Sur les réseaux sociaux, de nombreuses personnes ont d'ores et déjà dénoncé ce geste. Mais malheureusement, d'autres ont également tenté de le minimiser, en affirmant qu'il s'agissait d'une démonstration de bonheur, et non pas d'un geste à caractère sexuel. Pourtant, la loi française est très claire à ce sujet : "L'agression sexuelle est une atteinte sexuelle commise sur une personne avec violence, contrainte, menace ou surprise, c'est-à-dire sans son consentement. Il n'est pas nécessaire qu'il y ait des actes de violence pour qualifier un acte d'agression sexuelle. Il suffit que la victime n'ait pas donné son consentement, ou qu'elle n'ait pas été en état de donner une réponse claire."

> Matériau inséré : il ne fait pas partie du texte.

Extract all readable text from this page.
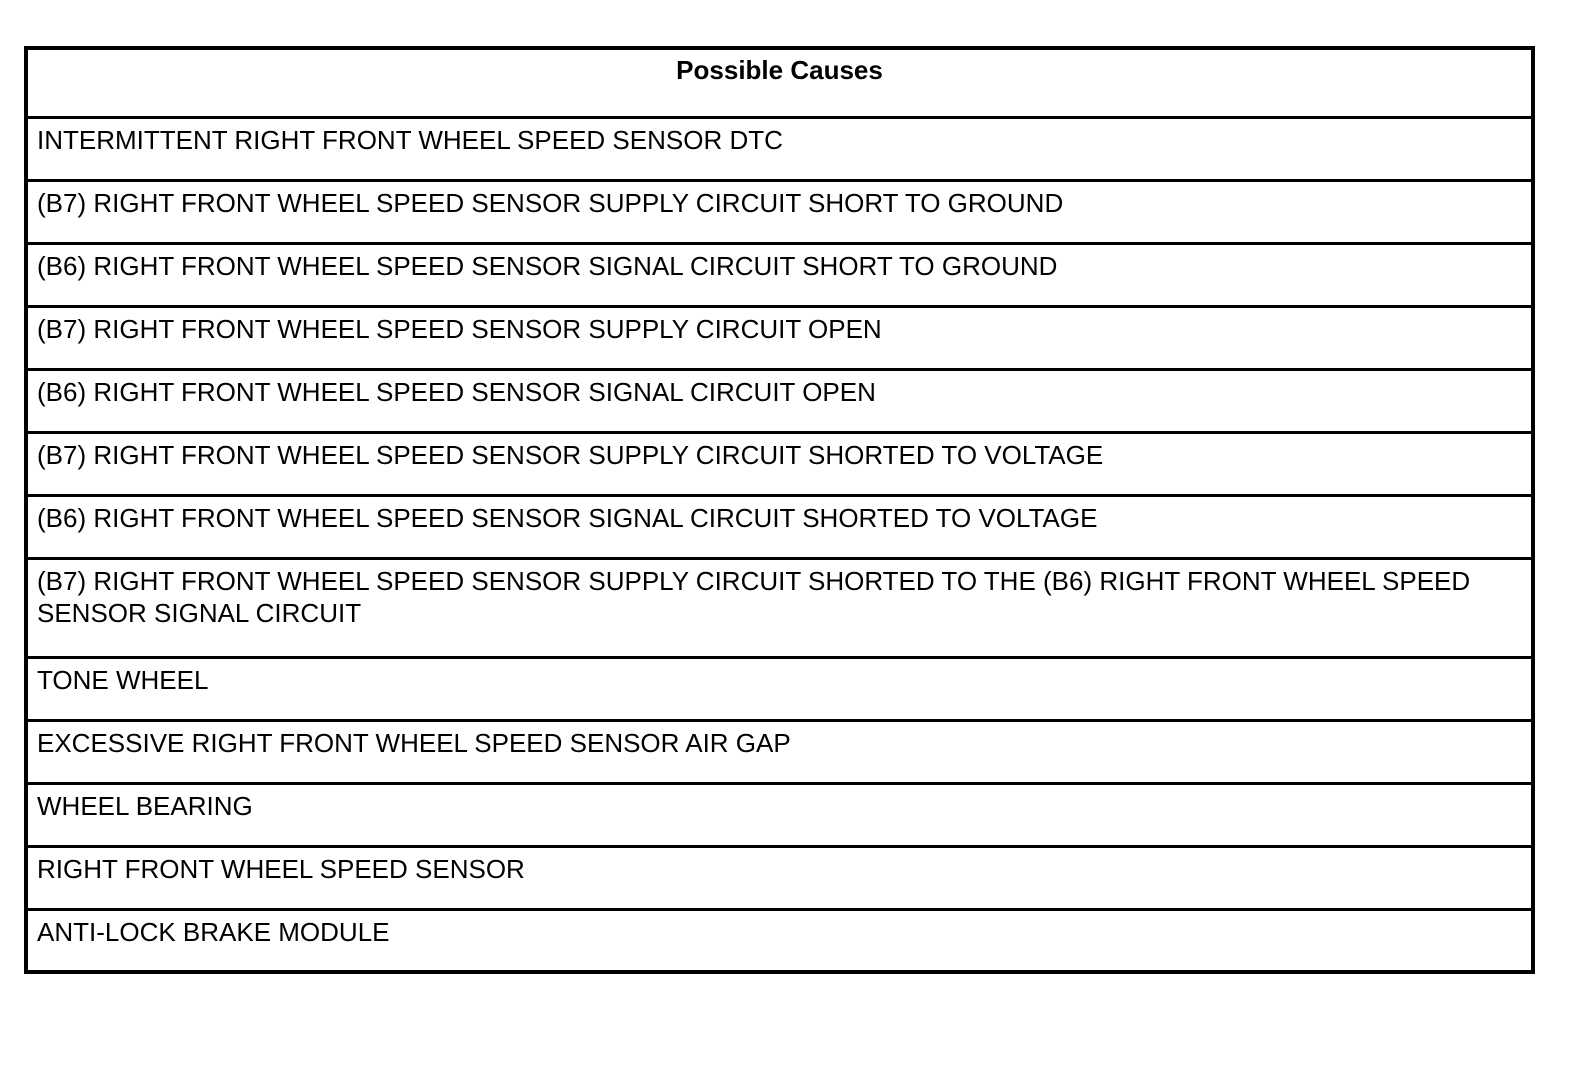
Possible Causes
INTERMITTENT RIGHT FRONT WHEEL SPEED SENSOR DTC
(B7) RIGHT FRONT WHEEL SPEED SENSOR SUPPLY CIRCUIT SHORT TO GROUND
(B6) RIGHT FRONT WHEEL SPEED SENSOR SIGNAL CIRCUIT SHORT TO GROUND
(B7) RIGHT FRONT WHEEL SPEED SENSOR SUPPLY CIRCUIT OPEN
(B6) RIGHT FRONT WHEEL SPEED SENSOR SIGNAL CIRCUIT OPEN
(B7) RIGHT FRONT WHEEL SPEED SENSOR SUPPLY CIRCUIT SHORTED TO VOLTAGE
(B6) RIGHT FRONT WHEEL SPEED SENSOR SIGNAL CIRCUIT SHORTED TO VOLTAGE
(B7) RIGHT FRONT WHEEL SPEED SENSOR SUPPLY CIRCUIT SHORTED TO THE (B6) RIGHT FRONT WHEEL SPEED SENSOR SIGNAL CIRCUIT
TONE WHEEL
EXCESSIVE RIGHT FRONT WHEEL SPEED SENSOR AIR GAP
WHEEL BEARING
RIGHT FRONT WHEEL SPEED SENSOR
ANTI-LOCK BRAKE MODULE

La loi espagnole dit la même chose, comme l'ont rappelé plusieurs collectifs féministes dans les colonnes d'Europa Press : "C'est une agression sexuelle au travail. Il est également en situation de pouvoir sur elle", précisent-elles, reprochant par ailleurs à l'homme de s'être "vanté" de son geste. Toutefois, pour qu'une sanction puisse être prise à son encontre, en vertu de la nouvelle loi sur la liberté sexuelle votée il y a quelques mois en Espagne, il faudrait que la joueuse porte plainte. À l'heure actuelle, Jenni Hermoso a simplement fait savoir qu'elle n'avait "pas aimé" ce baiser forcé.

La secrétaire générale de la Généralité de Catalogne chargée des sports, Anna Caulaiales, n'a pas cachée sa colère face à l'attitude de Luis Rubiales, allant même jusqu'à demander sa démission : "C’est au président de Fédération d’être scrupuleux sur le savoir-vivre. Ce qu’explique ce baiser et les déclarations ultérieures qui le justifient, c’est que l’on normalise des attitudes qui sont inacceptables", a-t-elle affirmé à l'antenne de Catalunya Ràdio.

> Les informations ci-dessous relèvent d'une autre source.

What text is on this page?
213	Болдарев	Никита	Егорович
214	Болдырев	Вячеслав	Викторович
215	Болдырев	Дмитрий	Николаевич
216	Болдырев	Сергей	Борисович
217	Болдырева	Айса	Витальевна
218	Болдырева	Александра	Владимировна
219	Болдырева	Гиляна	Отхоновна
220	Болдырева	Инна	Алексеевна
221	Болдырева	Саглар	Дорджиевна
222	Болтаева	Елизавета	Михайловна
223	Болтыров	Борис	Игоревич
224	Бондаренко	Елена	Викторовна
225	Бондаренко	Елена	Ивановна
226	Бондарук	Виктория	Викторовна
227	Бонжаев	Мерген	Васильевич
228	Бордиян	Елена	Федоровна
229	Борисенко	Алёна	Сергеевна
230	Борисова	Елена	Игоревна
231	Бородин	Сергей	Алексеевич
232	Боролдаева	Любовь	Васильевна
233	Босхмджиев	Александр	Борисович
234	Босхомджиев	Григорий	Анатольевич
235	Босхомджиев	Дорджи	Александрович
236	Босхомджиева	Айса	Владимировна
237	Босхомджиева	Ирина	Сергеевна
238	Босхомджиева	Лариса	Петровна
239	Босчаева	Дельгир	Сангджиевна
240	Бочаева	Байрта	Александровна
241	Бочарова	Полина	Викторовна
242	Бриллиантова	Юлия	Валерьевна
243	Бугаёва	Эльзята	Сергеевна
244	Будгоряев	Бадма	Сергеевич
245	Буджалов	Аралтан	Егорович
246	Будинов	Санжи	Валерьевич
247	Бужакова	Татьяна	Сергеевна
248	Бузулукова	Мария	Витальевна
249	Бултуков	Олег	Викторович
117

Au micro de Cope, le principal intéressé avait d'abord minimisé son geste en clamant : "N’écoutons pas les idiots et les gens stupides, vraiment. Il s’agit juste de deux amis qui fêtent quelque chose. Nous ne sommes pas là pour des bêtises. Moi, avec tout ce que j’ai vécu, plus de bêtises et plus de trous du cul. Ignorons-les et profitons des bonnes choses." Depuis, il a présenté ses excuses dans une vidéo, dans laquelle il déclare : "On était dans un moment historique, l’un des plus beaux jours de l’histoire du football espagnol. On a beaucoup travaillé au sein de la Fédération, on est très fiers. Il y a un fait que je regrette entre la joueuse et moi. Je tiens à m’excuser pour tout ce que ça a engendré. On a une magnifique relation tous les deux, comme avec les autres joueuses. Je me suis trompé, je dois l’admettre. C’était sans mauvaise intention dans un moment d’euphorie. Ici, on l’a vécu comme quelque chose de naturel mais dehors, une agitation s’est formée. Cela l’a emporté sur la célébration et le mérite qui revient à l’équipe."

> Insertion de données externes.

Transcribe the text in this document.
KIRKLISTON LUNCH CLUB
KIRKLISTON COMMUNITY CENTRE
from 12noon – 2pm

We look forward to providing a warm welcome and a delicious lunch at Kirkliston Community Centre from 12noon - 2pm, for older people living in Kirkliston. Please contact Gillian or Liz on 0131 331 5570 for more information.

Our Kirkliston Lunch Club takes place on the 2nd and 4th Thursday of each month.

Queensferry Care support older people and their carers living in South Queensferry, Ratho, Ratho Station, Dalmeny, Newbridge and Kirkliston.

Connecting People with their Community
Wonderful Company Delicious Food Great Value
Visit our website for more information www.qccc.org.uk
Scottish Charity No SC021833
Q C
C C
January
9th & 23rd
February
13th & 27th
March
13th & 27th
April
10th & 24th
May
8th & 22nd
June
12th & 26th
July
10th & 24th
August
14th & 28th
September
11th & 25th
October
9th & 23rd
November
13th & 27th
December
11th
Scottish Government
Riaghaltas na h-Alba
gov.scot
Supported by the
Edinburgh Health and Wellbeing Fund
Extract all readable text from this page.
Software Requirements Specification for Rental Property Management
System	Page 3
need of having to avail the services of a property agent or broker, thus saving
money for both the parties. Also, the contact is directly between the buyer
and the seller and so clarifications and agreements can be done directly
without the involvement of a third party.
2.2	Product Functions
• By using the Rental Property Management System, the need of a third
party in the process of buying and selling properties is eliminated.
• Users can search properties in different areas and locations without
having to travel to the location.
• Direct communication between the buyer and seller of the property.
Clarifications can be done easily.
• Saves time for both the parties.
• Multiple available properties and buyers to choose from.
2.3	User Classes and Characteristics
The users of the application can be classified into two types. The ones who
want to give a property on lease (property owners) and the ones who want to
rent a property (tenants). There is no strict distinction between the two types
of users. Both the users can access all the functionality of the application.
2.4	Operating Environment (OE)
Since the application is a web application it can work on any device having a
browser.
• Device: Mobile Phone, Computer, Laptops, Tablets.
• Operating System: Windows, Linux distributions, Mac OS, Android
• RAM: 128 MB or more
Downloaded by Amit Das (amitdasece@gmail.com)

Trop de journalistes et de joueuses embrassées contre leur gré

Malheureusement, le geste et l'attitude de Luis Rubiales n'ont pas surpris grand monde. En effet, c'est loin d'être la première fois qu'une femme subit ce type de comportement de la part d'un homme, sous couvert de "célébration" après une victoire sportive ou tout autre événement. En 2014, Dominique Poncet, journaliste de "Soir 3", avait été embrassée en plein duplex lors de la Nuit des musées, au palais de Tokyo. Une agression qui avait, à l'époque, beaucoup amusé Jack Lang, ancien ministre de l'Éducation et de la Culture, présent sur le plateau.

En 2018, lors de la Coupe du monde de football masculine, la journaliste brésilienne Julia Guimaraes avait évité de justesse d'être embrassée par un homme, en plein direct, et n'a pas hésité à le remettre à sa place face à la caméra. Quelques jours plus tôt, sa consoeur colombienne Julieth Gonzalez Theran avait elle aussi été embrassée de force par un supporter. Un an plus tard, en 2019, c'est au tour de la journaliste de CNews, Claire Sergent, d'être embrassée de force par un passant alors qu'elle réalisait un direct depuis la gare Saint-Lazare.

Les exemples ne manquent pas, et à chaque fois, les réactions sont les mêmes : les militantes féministes dénoncent ces actes, tandis que les autres les minimisent, arguant que ce n'est pas bien grave, que c'est juste un baiser. Une preuve que les femmes à la télévision sont encore trop souvent vues comme des objets, et que leur consentement est outrepassé sans problème. Y compris devant des millions de téléspectateurs.